National Museums Scotland (NMS) has a new strategy to support contemporary arts that was started by Sally Manuireva, the former director of public programmes at NMS, who wanted to use contemporary art to challenge established practices within the museum and to attract new audiences.

It was developed by freelance curator Byrony Bond and involves Dutch artist Melvin Moti, who is making a film based on light-reactive minerals in the collection. Glasgow artist Ilana Halperin started an 18-month fellowship in January.

New Expressions is a partnership programme in south west England involving museums in Exeter, Plymouth, Bristol, Barnstaple, Falmouth and Cheltenham. It is allowing museums to commission new work and work with artists to create joint projects. Artists involved include ceramicist Clare Twomey and Neville Gabie, an Olympic Park artist-in-residence.

Basketry Plus is a group of 13 contemporary makers whose next exhibition is at the Petrie Museum of Egyptian Archaeology at University College London.
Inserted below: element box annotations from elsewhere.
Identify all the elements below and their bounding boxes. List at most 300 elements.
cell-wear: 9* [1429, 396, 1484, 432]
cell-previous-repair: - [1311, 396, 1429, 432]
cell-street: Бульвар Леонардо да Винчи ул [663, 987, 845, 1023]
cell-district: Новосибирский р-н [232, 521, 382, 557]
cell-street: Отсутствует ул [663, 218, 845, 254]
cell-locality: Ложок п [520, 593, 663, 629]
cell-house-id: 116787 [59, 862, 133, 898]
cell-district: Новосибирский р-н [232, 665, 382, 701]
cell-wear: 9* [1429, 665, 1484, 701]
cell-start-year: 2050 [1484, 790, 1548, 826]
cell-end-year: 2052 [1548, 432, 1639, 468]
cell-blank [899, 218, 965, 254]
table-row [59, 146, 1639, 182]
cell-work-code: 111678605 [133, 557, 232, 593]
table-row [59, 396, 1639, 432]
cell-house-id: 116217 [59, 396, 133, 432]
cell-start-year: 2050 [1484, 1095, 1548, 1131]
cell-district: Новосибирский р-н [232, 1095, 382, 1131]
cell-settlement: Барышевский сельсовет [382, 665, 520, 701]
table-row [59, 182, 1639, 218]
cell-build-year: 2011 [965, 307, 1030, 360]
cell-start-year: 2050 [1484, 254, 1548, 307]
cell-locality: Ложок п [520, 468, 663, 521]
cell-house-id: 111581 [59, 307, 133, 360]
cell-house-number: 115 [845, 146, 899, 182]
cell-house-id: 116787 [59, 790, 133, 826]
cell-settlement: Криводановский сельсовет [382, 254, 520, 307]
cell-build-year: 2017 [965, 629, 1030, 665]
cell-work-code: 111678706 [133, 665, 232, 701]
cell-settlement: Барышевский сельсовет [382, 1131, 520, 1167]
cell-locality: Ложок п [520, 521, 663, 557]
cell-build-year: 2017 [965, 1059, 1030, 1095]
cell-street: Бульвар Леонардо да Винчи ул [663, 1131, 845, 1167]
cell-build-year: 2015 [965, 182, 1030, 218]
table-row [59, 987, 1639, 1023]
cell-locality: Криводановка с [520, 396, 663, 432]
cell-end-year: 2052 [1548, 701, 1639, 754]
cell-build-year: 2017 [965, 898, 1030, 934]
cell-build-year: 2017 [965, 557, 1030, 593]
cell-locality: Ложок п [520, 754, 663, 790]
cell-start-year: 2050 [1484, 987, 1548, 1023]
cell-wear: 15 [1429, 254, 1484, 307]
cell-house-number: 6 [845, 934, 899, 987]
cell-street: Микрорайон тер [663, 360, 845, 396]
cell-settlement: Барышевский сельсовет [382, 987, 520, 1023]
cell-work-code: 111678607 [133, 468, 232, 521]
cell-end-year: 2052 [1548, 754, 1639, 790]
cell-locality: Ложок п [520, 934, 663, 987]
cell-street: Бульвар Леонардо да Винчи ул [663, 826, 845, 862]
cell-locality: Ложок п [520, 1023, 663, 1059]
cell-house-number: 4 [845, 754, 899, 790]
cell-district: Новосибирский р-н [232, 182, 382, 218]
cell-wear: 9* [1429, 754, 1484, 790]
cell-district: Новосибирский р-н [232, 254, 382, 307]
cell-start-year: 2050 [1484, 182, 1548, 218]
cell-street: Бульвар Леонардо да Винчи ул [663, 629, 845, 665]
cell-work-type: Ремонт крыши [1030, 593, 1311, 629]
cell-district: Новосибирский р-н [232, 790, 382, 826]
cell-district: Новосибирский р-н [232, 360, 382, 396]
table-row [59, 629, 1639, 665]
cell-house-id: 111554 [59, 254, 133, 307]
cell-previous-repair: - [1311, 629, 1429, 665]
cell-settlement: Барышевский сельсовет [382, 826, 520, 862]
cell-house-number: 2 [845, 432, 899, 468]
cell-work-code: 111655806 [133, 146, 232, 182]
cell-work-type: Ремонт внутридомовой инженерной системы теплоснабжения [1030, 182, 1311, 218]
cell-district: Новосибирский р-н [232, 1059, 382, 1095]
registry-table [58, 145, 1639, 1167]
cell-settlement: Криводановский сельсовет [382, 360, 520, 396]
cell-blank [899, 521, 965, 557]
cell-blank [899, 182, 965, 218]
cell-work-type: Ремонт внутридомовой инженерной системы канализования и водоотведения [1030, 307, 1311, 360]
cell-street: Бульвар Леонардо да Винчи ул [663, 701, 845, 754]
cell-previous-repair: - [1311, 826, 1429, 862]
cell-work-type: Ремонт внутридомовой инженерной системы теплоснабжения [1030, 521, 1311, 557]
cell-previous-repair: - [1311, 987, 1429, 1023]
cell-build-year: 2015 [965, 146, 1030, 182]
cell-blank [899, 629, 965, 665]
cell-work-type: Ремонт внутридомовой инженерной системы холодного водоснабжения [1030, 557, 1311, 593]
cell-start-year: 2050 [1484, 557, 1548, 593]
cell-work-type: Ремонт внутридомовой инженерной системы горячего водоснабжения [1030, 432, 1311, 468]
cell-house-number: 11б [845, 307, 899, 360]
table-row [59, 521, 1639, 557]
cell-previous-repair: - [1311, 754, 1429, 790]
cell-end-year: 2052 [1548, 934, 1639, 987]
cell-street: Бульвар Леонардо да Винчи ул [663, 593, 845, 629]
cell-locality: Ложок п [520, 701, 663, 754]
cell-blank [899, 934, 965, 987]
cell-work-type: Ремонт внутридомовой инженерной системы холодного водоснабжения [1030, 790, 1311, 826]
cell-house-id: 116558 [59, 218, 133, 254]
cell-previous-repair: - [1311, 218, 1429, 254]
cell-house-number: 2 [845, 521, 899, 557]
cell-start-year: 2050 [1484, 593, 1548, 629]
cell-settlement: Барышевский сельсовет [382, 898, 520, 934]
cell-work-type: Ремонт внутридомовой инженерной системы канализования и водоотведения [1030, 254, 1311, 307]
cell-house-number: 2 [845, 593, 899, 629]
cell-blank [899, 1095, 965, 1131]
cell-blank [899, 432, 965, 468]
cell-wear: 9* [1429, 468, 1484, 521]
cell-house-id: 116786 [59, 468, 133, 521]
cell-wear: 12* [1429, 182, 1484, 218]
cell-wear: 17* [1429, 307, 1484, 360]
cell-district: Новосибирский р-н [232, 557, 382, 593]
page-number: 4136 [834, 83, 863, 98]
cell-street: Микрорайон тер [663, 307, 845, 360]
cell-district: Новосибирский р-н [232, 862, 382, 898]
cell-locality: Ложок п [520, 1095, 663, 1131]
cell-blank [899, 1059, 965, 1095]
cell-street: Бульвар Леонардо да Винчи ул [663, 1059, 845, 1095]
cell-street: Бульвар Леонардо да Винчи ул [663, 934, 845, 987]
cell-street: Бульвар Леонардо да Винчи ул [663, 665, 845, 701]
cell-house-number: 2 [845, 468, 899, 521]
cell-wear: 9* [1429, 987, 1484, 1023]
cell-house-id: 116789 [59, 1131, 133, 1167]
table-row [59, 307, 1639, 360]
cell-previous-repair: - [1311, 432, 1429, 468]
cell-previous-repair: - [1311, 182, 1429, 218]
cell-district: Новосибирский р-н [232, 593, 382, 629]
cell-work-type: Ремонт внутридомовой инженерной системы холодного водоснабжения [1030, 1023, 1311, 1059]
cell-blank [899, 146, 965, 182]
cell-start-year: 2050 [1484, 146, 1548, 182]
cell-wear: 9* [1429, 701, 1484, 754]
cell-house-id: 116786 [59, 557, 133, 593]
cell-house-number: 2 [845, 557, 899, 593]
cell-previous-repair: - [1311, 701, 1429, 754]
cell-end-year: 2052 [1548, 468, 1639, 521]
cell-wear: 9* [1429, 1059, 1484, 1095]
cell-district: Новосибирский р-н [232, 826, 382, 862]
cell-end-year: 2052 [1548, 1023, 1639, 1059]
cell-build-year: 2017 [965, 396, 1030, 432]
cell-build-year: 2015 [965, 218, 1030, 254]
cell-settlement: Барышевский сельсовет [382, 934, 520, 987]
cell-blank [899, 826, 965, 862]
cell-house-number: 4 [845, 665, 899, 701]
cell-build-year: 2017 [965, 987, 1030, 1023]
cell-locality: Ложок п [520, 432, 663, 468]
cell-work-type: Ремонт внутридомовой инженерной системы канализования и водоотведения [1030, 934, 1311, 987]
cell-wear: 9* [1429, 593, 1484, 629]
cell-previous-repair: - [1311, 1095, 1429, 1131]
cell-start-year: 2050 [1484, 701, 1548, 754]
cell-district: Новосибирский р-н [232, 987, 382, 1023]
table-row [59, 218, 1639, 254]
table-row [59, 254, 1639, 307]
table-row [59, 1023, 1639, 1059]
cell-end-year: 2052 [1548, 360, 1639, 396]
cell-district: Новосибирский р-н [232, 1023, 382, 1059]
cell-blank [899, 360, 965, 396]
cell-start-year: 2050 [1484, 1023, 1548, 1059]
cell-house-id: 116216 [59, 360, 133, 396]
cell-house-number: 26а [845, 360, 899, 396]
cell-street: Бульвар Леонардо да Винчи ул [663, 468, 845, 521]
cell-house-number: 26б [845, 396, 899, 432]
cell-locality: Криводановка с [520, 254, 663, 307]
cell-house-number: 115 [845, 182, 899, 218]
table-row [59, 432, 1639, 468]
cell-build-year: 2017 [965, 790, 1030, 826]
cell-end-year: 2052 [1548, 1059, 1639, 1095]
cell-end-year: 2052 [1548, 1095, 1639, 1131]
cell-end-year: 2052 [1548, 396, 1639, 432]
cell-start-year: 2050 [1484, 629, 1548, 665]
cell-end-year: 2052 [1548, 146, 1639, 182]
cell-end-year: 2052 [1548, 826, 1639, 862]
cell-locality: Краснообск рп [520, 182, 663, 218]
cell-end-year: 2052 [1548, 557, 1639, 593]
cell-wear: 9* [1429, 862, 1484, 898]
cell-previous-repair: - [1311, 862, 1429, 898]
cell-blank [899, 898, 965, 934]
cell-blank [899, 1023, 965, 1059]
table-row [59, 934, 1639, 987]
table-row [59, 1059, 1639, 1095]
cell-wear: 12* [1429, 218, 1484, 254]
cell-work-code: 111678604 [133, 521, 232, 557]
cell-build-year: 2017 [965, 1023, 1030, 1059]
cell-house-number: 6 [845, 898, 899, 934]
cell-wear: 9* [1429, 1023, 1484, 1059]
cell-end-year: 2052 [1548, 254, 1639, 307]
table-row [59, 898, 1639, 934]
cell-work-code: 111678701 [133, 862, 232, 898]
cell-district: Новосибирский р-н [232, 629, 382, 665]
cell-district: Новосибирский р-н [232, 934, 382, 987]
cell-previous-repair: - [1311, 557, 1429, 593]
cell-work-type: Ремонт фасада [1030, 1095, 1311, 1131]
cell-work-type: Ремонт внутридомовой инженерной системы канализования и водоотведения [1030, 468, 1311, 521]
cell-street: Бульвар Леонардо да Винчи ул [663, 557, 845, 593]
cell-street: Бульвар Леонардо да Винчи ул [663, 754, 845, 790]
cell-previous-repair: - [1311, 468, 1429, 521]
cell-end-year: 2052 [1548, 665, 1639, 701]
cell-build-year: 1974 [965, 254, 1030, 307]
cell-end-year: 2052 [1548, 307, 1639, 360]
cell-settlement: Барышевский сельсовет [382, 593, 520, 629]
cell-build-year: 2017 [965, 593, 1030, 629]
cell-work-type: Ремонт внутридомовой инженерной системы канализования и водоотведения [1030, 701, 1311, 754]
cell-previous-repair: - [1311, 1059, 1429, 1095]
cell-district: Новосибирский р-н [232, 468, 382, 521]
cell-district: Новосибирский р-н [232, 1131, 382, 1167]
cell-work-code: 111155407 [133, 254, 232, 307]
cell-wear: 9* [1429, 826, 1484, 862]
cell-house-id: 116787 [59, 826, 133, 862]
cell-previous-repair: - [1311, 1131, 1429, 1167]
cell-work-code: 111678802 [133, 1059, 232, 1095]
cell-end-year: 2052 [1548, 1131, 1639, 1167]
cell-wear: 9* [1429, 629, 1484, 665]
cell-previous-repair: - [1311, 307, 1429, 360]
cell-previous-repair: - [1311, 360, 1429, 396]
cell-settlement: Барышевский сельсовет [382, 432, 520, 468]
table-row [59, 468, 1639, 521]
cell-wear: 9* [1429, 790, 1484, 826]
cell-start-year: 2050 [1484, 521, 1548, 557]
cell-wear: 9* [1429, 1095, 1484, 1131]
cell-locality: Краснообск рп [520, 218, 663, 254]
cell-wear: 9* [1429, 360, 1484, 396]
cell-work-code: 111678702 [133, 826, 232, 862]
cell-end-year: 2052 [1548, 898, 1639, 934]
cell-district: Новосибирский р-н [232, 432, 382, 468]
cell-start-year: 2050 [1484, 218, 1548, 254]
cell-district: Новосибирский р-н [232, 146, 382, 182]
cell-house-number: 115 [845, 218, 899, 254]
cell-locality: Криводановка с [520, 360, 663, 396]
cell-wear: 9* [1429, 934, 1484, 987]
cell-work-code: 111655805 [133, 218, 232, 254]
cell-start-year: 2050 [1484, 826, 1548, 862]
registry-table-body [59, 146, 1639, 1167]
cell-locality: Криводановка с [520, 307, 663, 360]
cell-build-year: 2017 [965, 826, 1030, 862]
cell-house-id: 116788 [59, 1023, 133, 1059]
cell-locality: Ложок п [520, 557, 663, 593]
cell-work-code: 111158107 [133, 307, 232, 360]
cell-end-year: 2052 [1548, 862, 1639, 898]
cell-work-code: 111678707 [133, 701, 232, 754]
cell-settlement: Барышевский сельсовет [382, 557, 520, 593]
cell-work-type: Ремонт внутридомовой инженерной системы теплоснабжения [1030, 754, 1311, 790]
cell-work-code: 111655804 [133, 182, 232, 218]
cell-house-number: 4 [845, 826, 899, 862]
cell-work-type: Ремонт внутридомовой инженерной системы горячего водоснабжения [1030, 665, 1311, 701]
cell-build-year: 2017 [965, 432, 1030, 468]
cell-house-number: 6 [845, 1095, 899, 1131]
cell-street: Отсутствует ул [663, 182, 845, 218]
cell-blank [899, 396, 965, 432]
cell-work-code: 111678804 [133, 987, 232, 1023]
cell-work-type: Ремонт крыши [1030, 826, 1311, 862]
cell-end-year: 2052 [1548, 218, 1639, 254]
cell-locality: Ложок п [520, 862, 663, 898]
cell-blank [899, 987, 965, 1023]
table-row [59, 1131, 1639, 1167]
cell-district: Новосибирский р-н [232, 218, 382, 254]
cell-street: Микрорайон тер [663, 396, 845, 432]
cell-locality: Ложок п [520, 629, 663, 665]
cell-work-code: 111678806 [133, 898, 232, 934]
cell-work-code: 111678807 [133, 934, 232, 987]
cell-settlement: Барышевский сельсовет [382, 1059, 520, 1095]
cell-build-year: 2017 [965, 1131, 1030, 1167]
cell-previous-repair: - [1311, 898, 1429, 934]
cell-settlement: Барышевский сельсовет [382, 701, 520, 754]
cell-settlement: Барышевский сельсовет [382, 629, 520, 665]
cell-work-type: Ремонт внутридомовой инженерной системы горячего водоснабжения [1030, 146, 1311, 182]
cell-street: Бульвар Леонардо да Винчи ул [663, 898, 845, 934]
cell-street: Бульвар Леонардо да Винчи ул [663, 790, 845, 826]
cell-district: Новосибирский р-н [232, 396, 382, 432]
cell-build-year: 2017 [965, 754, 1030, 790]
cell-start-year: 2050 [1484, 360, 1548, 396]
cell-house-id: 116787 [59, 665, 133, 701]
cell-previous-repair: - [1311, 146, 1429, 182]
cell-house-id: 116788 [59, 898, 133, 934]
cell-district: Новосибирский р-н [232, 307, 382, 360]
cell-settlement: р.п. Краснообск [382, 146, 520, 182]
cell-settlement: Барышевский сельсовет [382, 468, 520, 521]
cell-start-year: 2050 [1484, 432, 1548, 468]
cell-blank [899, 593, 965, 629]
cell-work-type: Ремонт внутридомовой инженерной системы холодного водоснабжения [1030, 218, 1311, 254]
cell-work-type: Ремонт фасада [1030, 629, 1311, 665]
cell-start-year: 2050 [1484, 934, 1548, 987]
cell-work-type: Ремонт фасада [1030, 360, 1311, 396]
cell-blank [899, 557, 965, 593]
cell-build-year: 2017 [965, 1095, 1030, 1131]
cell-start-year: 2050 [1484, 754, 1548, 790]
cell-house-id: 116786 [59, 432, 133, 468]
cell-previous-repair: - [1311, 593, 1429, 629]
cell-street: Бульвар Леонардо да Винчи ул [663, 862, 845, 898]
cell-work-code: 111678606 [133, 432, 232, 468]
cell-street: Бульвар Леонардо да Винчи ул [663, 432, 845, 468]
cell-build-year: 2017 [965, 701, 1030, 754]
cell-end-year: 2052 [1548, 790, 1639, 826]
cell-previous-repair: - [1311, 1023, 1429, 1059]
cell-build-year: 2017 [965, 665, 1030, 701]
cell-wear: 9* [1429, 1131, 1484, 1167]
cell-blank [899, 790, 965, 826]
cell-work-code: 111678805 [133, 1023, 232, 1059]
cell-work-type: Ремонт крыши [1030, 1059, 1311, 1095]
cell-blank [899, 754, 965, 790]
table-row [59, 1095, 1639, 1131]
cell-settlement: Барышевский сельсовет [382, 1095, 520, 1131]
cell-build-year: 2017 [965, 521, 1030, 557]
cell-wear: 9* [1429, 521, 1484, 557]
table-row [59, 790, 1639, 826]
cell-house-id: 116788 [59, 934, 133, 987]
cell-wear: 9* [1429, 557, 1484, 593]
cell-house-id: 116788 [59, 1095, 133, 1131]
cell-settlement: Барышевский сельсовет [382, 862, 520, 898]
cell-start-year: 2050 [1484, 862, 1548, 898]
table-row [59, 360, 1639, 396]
The show is focusing on amulets, which are represented in the collection and were among the interests of the museum’s founder, Flinders Petrie. It opens on 1 May.

North Yorkshire Open Studios 2012 takes place during two weekends in June, when artists and makers across the region will invite the public into a range of spaces, including hidden locations on the North Yorkshire Moors and harbourside huts in Whitby.

Among them will be artist/metalsmith Rebecca Gouldson, who has been responding to the collection at the Dales Countryside Museum in Hawes, and Linda Schwab (left), who will use hundreds of vintage chandelier drops to create an installation at the Royal Pump Room Museum in Harrogate.

Ironbridge Gorge Museum’s contribution to the London 2012 Festival, part of the finale of the Cultural Olympiad, is Core, a digital art exhibition by Chicago-based artist Kurt Hentschlager. The work, which was unveiled at the Shropshire venue on 23 March, comprises a digital world made up of virtual aquariums containing bodies in motion.